Muitos pensam que um cão adestrado vem com um controle remoto pronto para clicar e obter resultados. É certo que um cão bem adestrado tem facilidade de atender comandos, mas somente cães que recebem comandos de várias pessoas obedecem outras pessoas.

Portanto, se o proprietário do cão não participa das aulas, ou melhor, não faz o dever de casa, ele sempre terá dificuldade em conseguir resultado com seu cão. O melhor é começar cedo, assim que o filhote chega a sua nova casa, ele deve aprender a seguir normas. Um cão nasceu para viver em matilha e quando o tiramos de sua matilha, automaticamente, ele irá fazer da família humana sua matilha.

Numa matilha existe a hierarquia, ou seja, toda matilha tem um líder, alguém que decide quais os tipos de brincadeiras podem ser feitas, quando a brincadeira deve parar, hora de se alimentar e outras regras básicas.

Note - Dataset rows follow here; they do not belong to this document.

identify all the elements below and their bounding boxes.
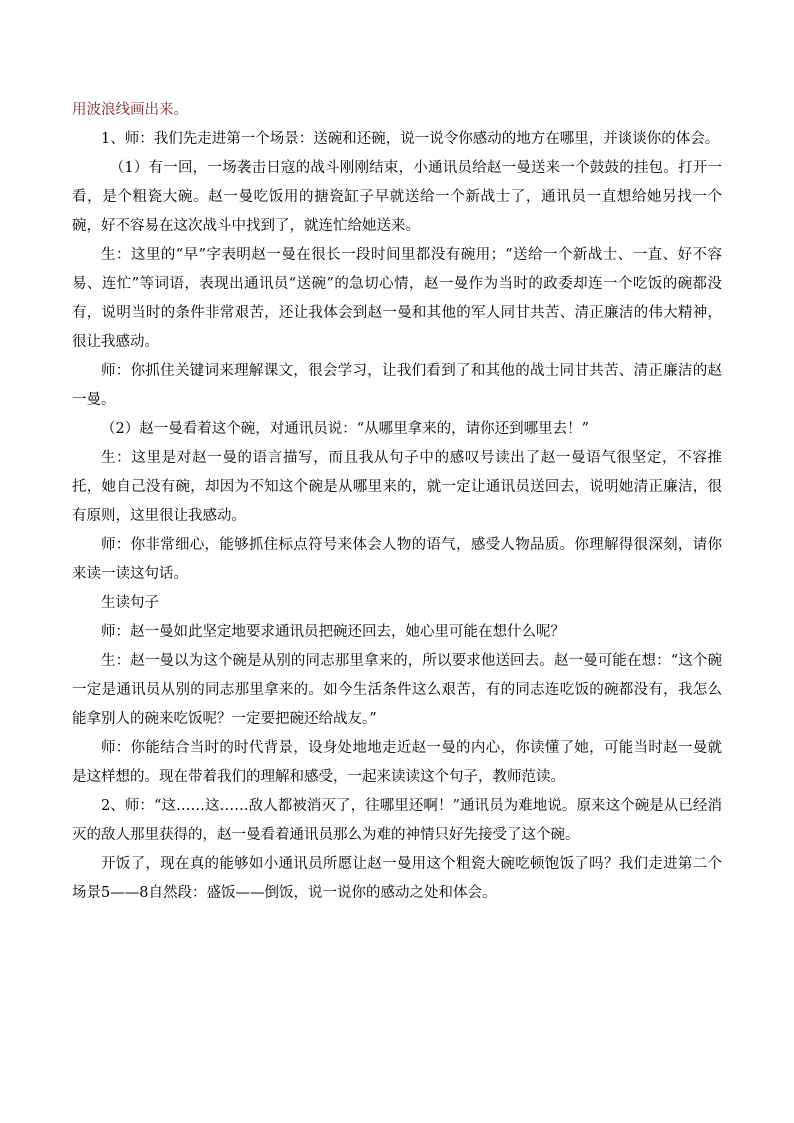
paragraph-teacher-comment-three: 师：你能结合当时的时代背景，设身处地地走近赵一曼的内心，你读懂了她，可能当时赵一曼就是这样想的。现在带着我们的理解和感受，一起来读读这个句子，教师范读。 [72,740,722,785]
paragraph-student-answer-one: 生：这里的“早”字表明赵一曼在很长一段时间里都没有碗用；“送给一个新战士、一直、好不容易、连忙”等词语，表现出通讯员“送碗”的急切心情，赵一曼作为当时的政委却连一个吃饭的碗都没有，说明当时的条件非常艰苦，还让我体会到赵一曼和其他的军人同甘共苦、清正廉洁的伟大精神，很让我感动。 [72,247,722,350]
paragraph-student-answer-three: 生：赵一曼以为这个碗是从别的同志那里拿来的，所以要求他送回去。赵一曼可能在想：“这个碗一定是通讯员从别的同志那里拿来的。如今生活条件这么艰苦，有的同志连吃饭的碗都没有，我怎么能拿别人的碗来吃饭呢？一定要把碗还给战友。” [72,653,722,727]
paragraph-quote-one: （1）有一回，一场袭击日寇的战斗刚刚结束，小通讯员给赵一曼送来一个鼓鼓的挂包。打开一看，是个粗瓷大碗。赵一曼吃饭用的搪瓷缸子早就送给一个新战士了，通讯员一直想给她另找一个碗，好不容易在这次战斗中找到了，就连忙给她送来。 [72,160,722,234]
document-body [72,96,722,908]
paragraph-student-reads: 生读句子 [101,595,159,611]
paragraph-student-answer-two: 生：这里是对赵一曼的语言描写，而且我从句子中的感叹号读出了赵一曼语气很坚定，不容推托，她自己没有碗，却因为不知这个碗是从哪里来的，就一定让通讯员送回去，说明她清正廉洁，很有原则，这里很让我感动。 [72,450,722,524]
paragraph-quote-two: （2）赵一曼看着这个碗，对通讯员说：“从哪里拿来的，请你还到哪里去！” [101,421,590,437]
paragraph-teacher-comment-one: 师：你抓住关键词来理解课文，很会学习，让我们看到了和其他的战士同甘共苦、清正廉洁的赵一曼。 [72,363,722,408]
paragraph-scene-two-intro: 开饭了，现在真的能够如小通讯员所愿让赵一曼用这个粗瓷大碗吃顿饱饭了吗？我们走进第二个场景5——8自然段：盛饭——倒饭，说一说你的感动之处和体会。 [72,856,722,901]
paragraph-teacher-question: 师：赵一曼如此坚定地要求通讯员把碗还回去，她心里可能在想什么呢？ [101,624,565,640]
paragraph-scene-one-question: 1、师：我们先走进第一个场景：送碗和还碗，说一说令你感动的地方在哪里，并谈谈你的体会。 [101,131,720,147]
paragraph-teacher-comment-two: 师：你非常细心，能够抓住标点符号来体会人物的语气，感受人物品质。你理解得很深刻，请你来读一读这句话。 [72,537,722,582]
paragraph-scene-one-part-two: 2、师：“这……这……敌人都被消灭了，往哪里还啊！”通讯员为难地说。原来这个碗是从已经消灭的敌人那里获得的，赵一曼看着通讯员那么为难的神情只好先接受了这个碗。 [72,798,722,843]
intro-line: 用波浪线画出来。 [72,102,188,118]
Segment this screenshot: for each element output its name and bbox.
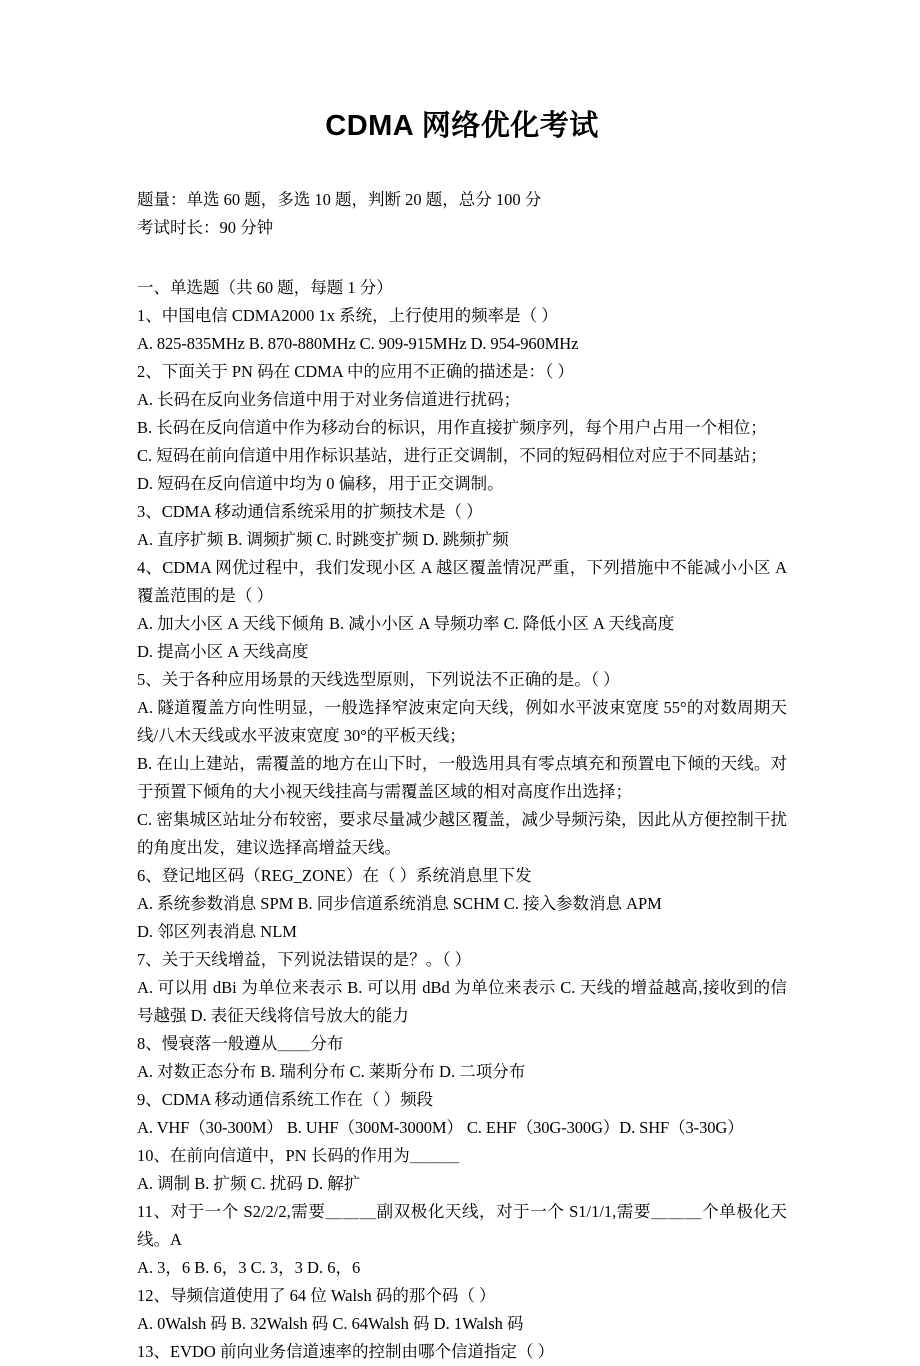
exam-meta-question-counts: 题量：单选 60 题，多选 10 题，判断 20 题，总分 100 分: [137, 190, 542, 210]
question-option-line: C. 短码在前向信道中用作标识基站，进行正交调制，不同的短码相位对应于不同基站；: [137, 446, 767, 466]
question-option-line: A. 隧道覆盖方向性明显，一般选择窄波束定向天线，例如水平波束宽度 55°的对数周期天线/八木天线或水平波束宽度 30°的平板天线；: [137, 698, 787, 746]
question-option-line: A. 825-835MHz B. 870-880MHz C. 909-915MHz D. 954-960MHz: [137, 334, 579, 354]
question-option-line: A. 加大小区 A 天线下倾角 B. 减小小区 A 导频功率 C. 降低小区 A 天线高度: [137, 614, 675, 634]
question-item: [137, 1142, 787, 1198]
question-option-line: B. 在山上建站，需覆盖的地方在山下时，一般选用具有零点填充和预置电下倾的天线。对于预置下倾角的大小视天线挂高与需覆盖区域的相对高度作出选择；: [137, 754, 787, 802]
page-title: CDMA 网络优化考试: [325, 110, 599, 142]
exam-meta-duration: 考试时长：90 分钟: [137, 218, 274, 238]
question-stem: 11、对于一个 S2/2/2,需要＿＿＿副双极化天线，对于一个 S1/1/1,需要＿＿＿个单极化天线。A: [137, 1202, 787, 1250]
question-option-line: A. 对数正态分布 B. 瑞利分布 C. 莱斯分布 D. 二项分布: [137, 1062, 526, 1082]
question-option-line: D. 短码在反向信道中均为 0 偏移，用于正交调制。: [137, 474, 504, 494]
question-stem: 13、EVDO 前向业务信道速率的控制由哪个信道指定（ ）: [137, 1342, 555, 1362]
question-option-line: A. 0Walsh 码 B. 32Walsh 码 C. 64Walsh 码 D. 1Walsh 码: [137, 1314, 524, 1334]
question-stem: 3、CDMA 移动通信系统采用的扩频技术是（ ）: [137, 502, 483, 522]
exam-meta-block: [137, 186, 787, 242]
question-stem: 8、慢衰落一般遵从＿＿分布: [137, 1034, 344, 1054]
question-option-line: A. VHF（30-300M） B. UHF（300M-3000M） C. EHF（30G-300G）D. SHF（3-30G）: [137, 1118, 744, 1138]
question-list: [137, 302, 787, 1366]
question-item: [137, 1338, 787, 1366]
question-item: [137, 1282, 787, 1338]
question-option-line: A. 3，6 B. 6，3 C. 3，3 D. 6，6: [137, 1258, 361, 1278]
question-stem: 4、CDMA 网优过程中，我们发现小区 A 越区覆盖情况严重，下列措施中不能减小小区 A 覆盖范围的是（ ）: [137, 558, 787, 606]
question-stem: 2、下面关于 PN 码在 CDMA 中的应用不正确的描述是：（ ）: [137, 362, 574, 382]
question-item: [137, 1086, 787, 1142]
question-item: [137, 358, 787, 498]
question-option-line: D. 提高小区 A 天线高度: [137, 642, 309, 662]
question-option-line: A. 长码在反向业务信道中用于对业务信道进行扰码；: [137, 390, 521, 410]
question-stem: 12、导频信道使用了 64 位 Walsh 码的那个码（ ）: [137, 1286, 496, 1306]
question-item: [137, 498, 787, 554]
question-item: [137, 666, 787, 862]
question-item: [137, 554, 787, 666]
question-item: [137, 302, 787, 358]
question-stem: 5、关于各种应用场景的天线选型原则，下列说法不正确的是。（ ）: [137, 670, 620, 690]
question-item: [137, 946, 787, 1030]
question-stem: 9、CDMA 移动通信系统工作在（ ）频段: [137, 1090, 434, 1110]
question-option-line: A. 可以用 dBi 为单位来表示 B. 可以用 dBd 为单位来表示 C. 天线的增益越高,接收到的信号越强 D. 表征天线将信号放大的能力: [137, 978, 787, 1026]
question-option-line: C. 密集城区站址分布较密，要求尽量减少越区覆盖，减少导频污染，因此从方便控制干扰的角度出发，建议选择高增益天线。: [137, 810, 787, 858]
question-item: [137, 862, 787, 946]
question-stem: 6、登记地区码（REG_ZONE）在（ ）系统消息里下发: [137, 866, 532, 886]
question-stem: 1、中国电信 CDMA2000 1x 系统，上行使用的频率是（ ）: [137, 306, 558, 326]
question-option-line: A. 系统参数消息 SPM B. 同步信道系统消息 SCHM C. 接入参数消息 APM: [137, 894, 662, 914]
question-option-line: D. 邻区列表消息 NLM: [137, 922, 297, 942]
question-item: [137, 1030, 787, 1086]
question-stem: 10、在前向信道中，PN 长码的作用为＿＿＿: [137, 1146, 460, 1166]
question-stem: 7、关于天线增益，下列说法错误的是？。（ ）: [137, 950, 472, 970]
document-body: [137, 0, 787, 1366]
question-option-line: A. 直序扩频 B. 调频扩频 C. 时跳变扩频 D. 跳频扩频: [137, 530, 509, 550]
section-heading-single-choice: 一、单选题（共 60 题，每题 1 分）: [137, 278, 393, 298]
question-option-line: B. 长码在反向信道中作为移动台的标识，用作直接扩频序列，每个用户占用一个相位；: [137, 418, 767, 438]
question-option-line: A. 调制 B. 扩频 C. 扰码 D. 解扩: [137, 1174, 361, 1194]
question-item: [137, 1198, 787, 1282]
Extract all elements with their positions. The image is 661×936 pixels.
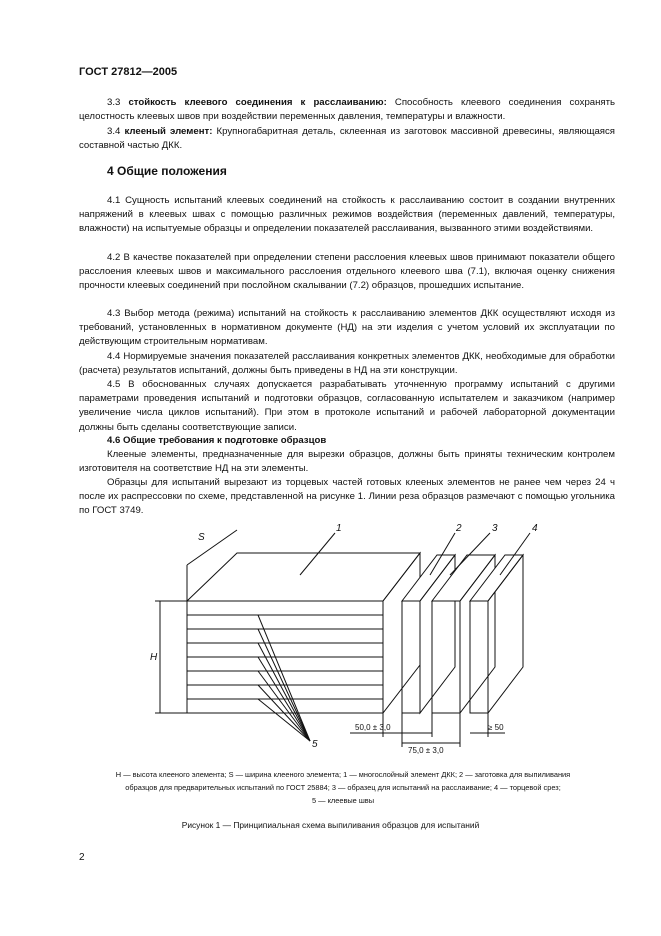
- document-header: ГОСТ 27812—2005: [79, 66, 178, 78]
- figure-legend-line-2: образцов для предварительных испытаний по ГОСТ 25884; 3 — образец для испытаний на расслаивание; 4 — торцевой срез;: [125, 783, 561, 792]
- glue-seam-leaders: [258, 615, 310, 741]
- clause-4-6-a: Клееные элементы, предназначенные для вырезки образцов, должны быть приняты техническим контролем изготовителя на соответствие НД на эти элементы.: [79, 449, 615, 475]
- definition: Способность клеевого соединения сохранять целостность клеевых швов при воздействии переменных давления, температуры и влажности.: [79, 97, 615, 123]
- definition: Крупногабаритная деталь, склеенная из заготовок массивной древесины, являющаяся составной частью ДКК.: [79, 126, 615, 152]
- dim-ge50: ≥ 50: [488, 723, 504, 732]
- slice-2: [402, 555, 455, 713]
- element-layers: [187, 601, 383, 713]
- label-4: 4: [532, 523, 538, 534]
- clause-3-3: [79, 96, 615, 124]
- dim-75: 75,0 ± 3,0: [408, 746, 444, 755]
- label-2: 2: [456, 523, 462, 534]
- figure-1-diagram: [150, 515, 550, 755]
- element-top-face: [187, 553, 420, 601]
- section-4-heading: 4 Общие положения: [107, 164, 227, 178]
- clause-4-6-b: Образцы для испытаний вырезают из торцевых частей готовых клееных элементов не ранее чем через 24 ч после их распрессовки по схеме, представленной на рисунке 1. Линии реза образцов размечают с помощью угольника по ГОСТ 3749.: [79, 477, 615, 517]
- clause-number: 3.3: [107, 97, 121, 108]
- clause-4-5: 4.5 В обоснованных случаях допускается разрабатывать уточненную программу испытаний с другими параметрами проведения испытаний и подготовки образцов, согласованную испытателем и заказчиком (например увеличение числа циклов испытаний). При этом в протоколе испытаний и рабочей лабораторной документации должны быть сделаны соответствующие записи.: [79, 379, 615, 433]
- term: стойкость клеевого соединения к расслаиванию:: [128, 97, 387, 108]
- label-s: S: [198, 532, 205, 543]
- slice-3: [432, 555, 495, 713]
- dim-50: 50,0 ± 3,0: [355, 723, 391, 732]
- term: клееный элемент:: [124, 126, 213, 137]
- label-1: 1: [336, 523, 342, 534]
- label-3: 3: [492, 523, 498, 534]
- figure-legend-line-3: 5 — клеевые швы: [311, 796, 375, 805]
- page-number: 2: [79, 852, 85, 863]
- figure-legend-line-1: H — высота клееного элемента; S — ширина клееного элемента; 1 — многослойный элемент ДКК; 2 — заготовка для выпиливания: [115, 770, 571, 779]
- label-5: 5: [312, 739, 318, 750]
- clause-4-1: 4.1 Сущность испытаний клеевых соединений на стойкость к расслаиванию состоит в создании внутренних напряжений в клеевых швах с помощью различных режимов воздействия (переменных давлений, температуры, влажности) на испытуемые образцы и определении показателей расслаивания, вызванного этими воздействиями.: [79, 195, 615, 235]
- clause-4-2: 4.2 В качестве показателей при определении степени расслоения клеевых швов принимают показатели общего расслоения клеевых швов и максимального расслоения отдельного клеевого шва (7.1), включая оценку снижения прочности клеевых соединений при послойном скалывании (7.2) образцов, прошедших испытание.: [79, 252, 615, 292]
- clause-4-3: 4.3 Выбор метода (режима) испытаний на стойкость к расслаиванию элементов ДКК осуществляют исходя из требований, установленных в нормативном документе (НД) на эти изделия с учетом условий их эксплуатации по действующим строительным нормативам.: [79, 308, 615, 348]
- clause-4-6-title: 4.6 Общие требования к подготовке образцов: [107, 435, 327, 446]
- clause-3-4: [79, 125, 615, 153]
- clause-4-4: 4.4 Нормируемые значения показателей расслаивания конкретных элементов ДКК, необходимые для обработки (расчета) результатов испытаний, должны быть приведены в НД на эти конструкции.: [79, 351, 615, 377]
- figure-title: Рисунок 1 — Принципиальная схема выпиливания образцов для испытаний: [181, 820, 480, 830]
- clause-number: 3.4: [107, 126, 121, 137]
- label-h: H: [150, 652, 158, 663]
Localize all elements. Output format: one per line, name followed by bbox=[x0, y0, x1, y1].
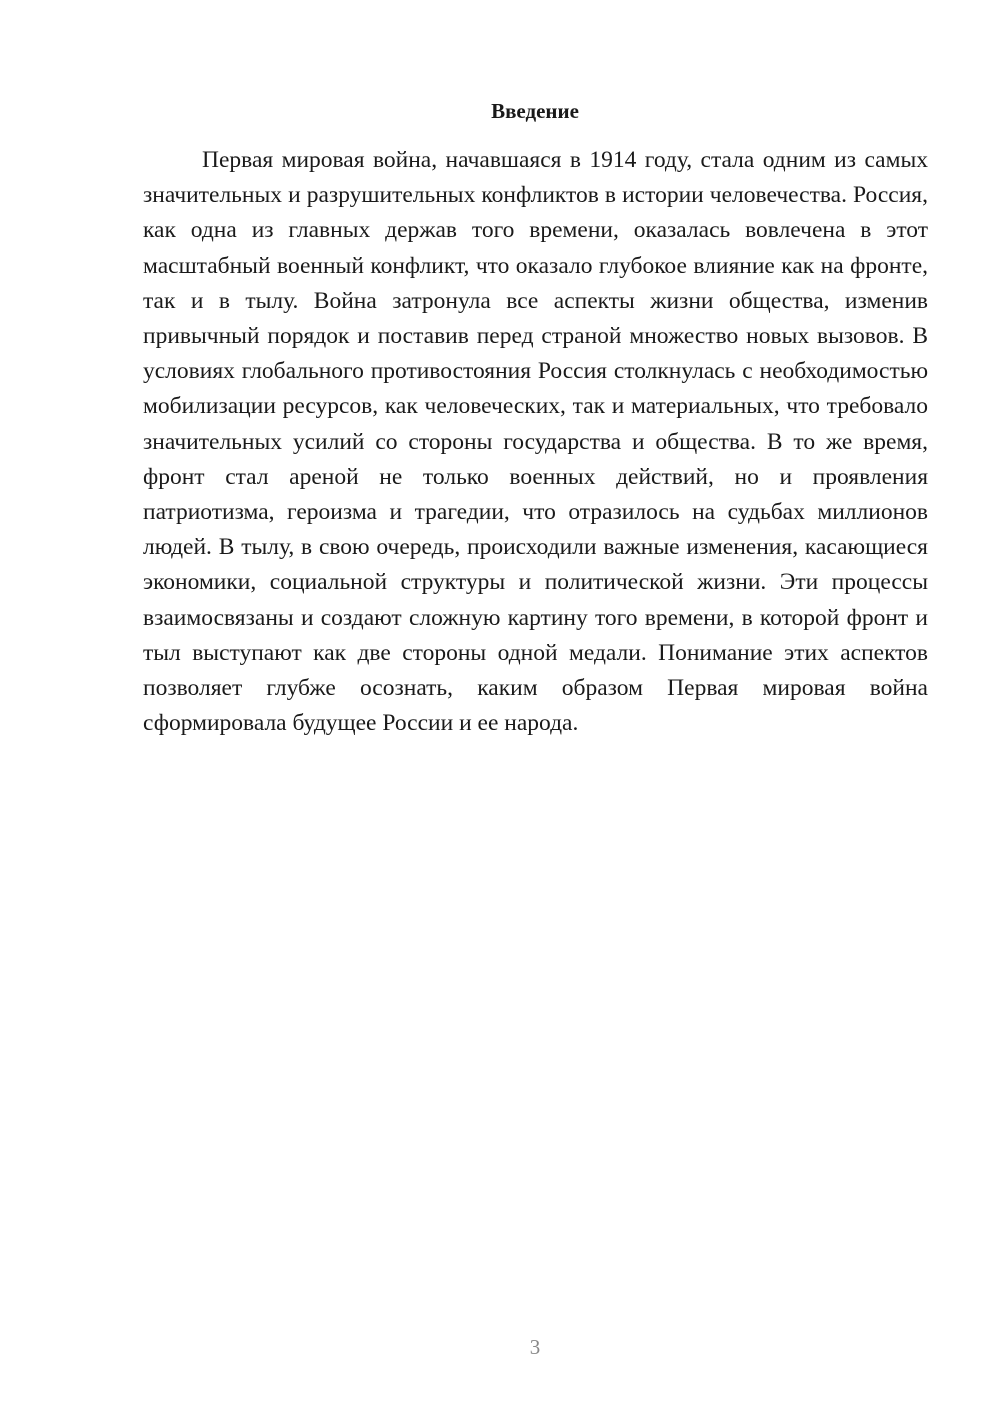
section-heading: Введение bbox=[491, 99, 579, 123]
page-number: 3 bbox=[529, 1335, 541, 1359]
intro-paragraph: Первая мировая война, начавшаяся в 1914 году, стала одним из самых значительных и разрушительных конфликтов в истории человечества. Россия, как одна из главных держав того времени, оказалась вовлечена в этот масштабный военный конфликт, что оказало глубокое влияние как на фронте, так и в тылу. Война затронула все аспекты жизни общества, изменив привычный порядок и поставив перед страной множество новых вызовов. В условиях глобального противостояния Россия столкнулась с необходимостью мобилизации ресурсов, как человеческих, так и материальных, что требовало значительных усилий со стороны государства и общества. В то же время, фронт стал ареной не только военных действий, но и проявления патриотизма, героизма и трагедии, что отразилось на судьбах миллионов людей. В тылу, в свою очередь, происходили важные изменения, касающиеся экономики, социальной структуры и политической жизни. Эти процессы взаимосвязаны и создают сложную картину того времени, в которой фронт и тыл выступают как две стороны одной медали. Понимание этих аспектов позволяет глубже осознать, каким образом Первая мировая война сформировала будущее России и ее народа. bbox=[143, 147, 928, 737]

Então você deve escrever em um papel suas regras básicas e mostrar para toda matilha. Isso mesmo todos da família devem estar cientes das regras para que o cão não aprenda que, com um pode com outro não pode. Quase todas as consultas de comportamento que dou 70% do mau comportamento do cão adulto ou filhote foram ocasionadas pelos donos.

Crianças são os principais causadores de mau comportamento em filhotes seguido de mulheres que deixam seus “bebezinhos” bastante a vontade na casa e acabam criando um “monstro” e por último alguns maridos que são indiferentes às atitudes do filhote, mas quando a esposa solicita alguma atitude, tentam impor sua liderança através da força, fazendo com que os filhotes cresçam com medo e não respeito a sua presença.

Muitas, mas muitas pessoas que conversei ou adestrei seu cão não estavam preparadas para ter um.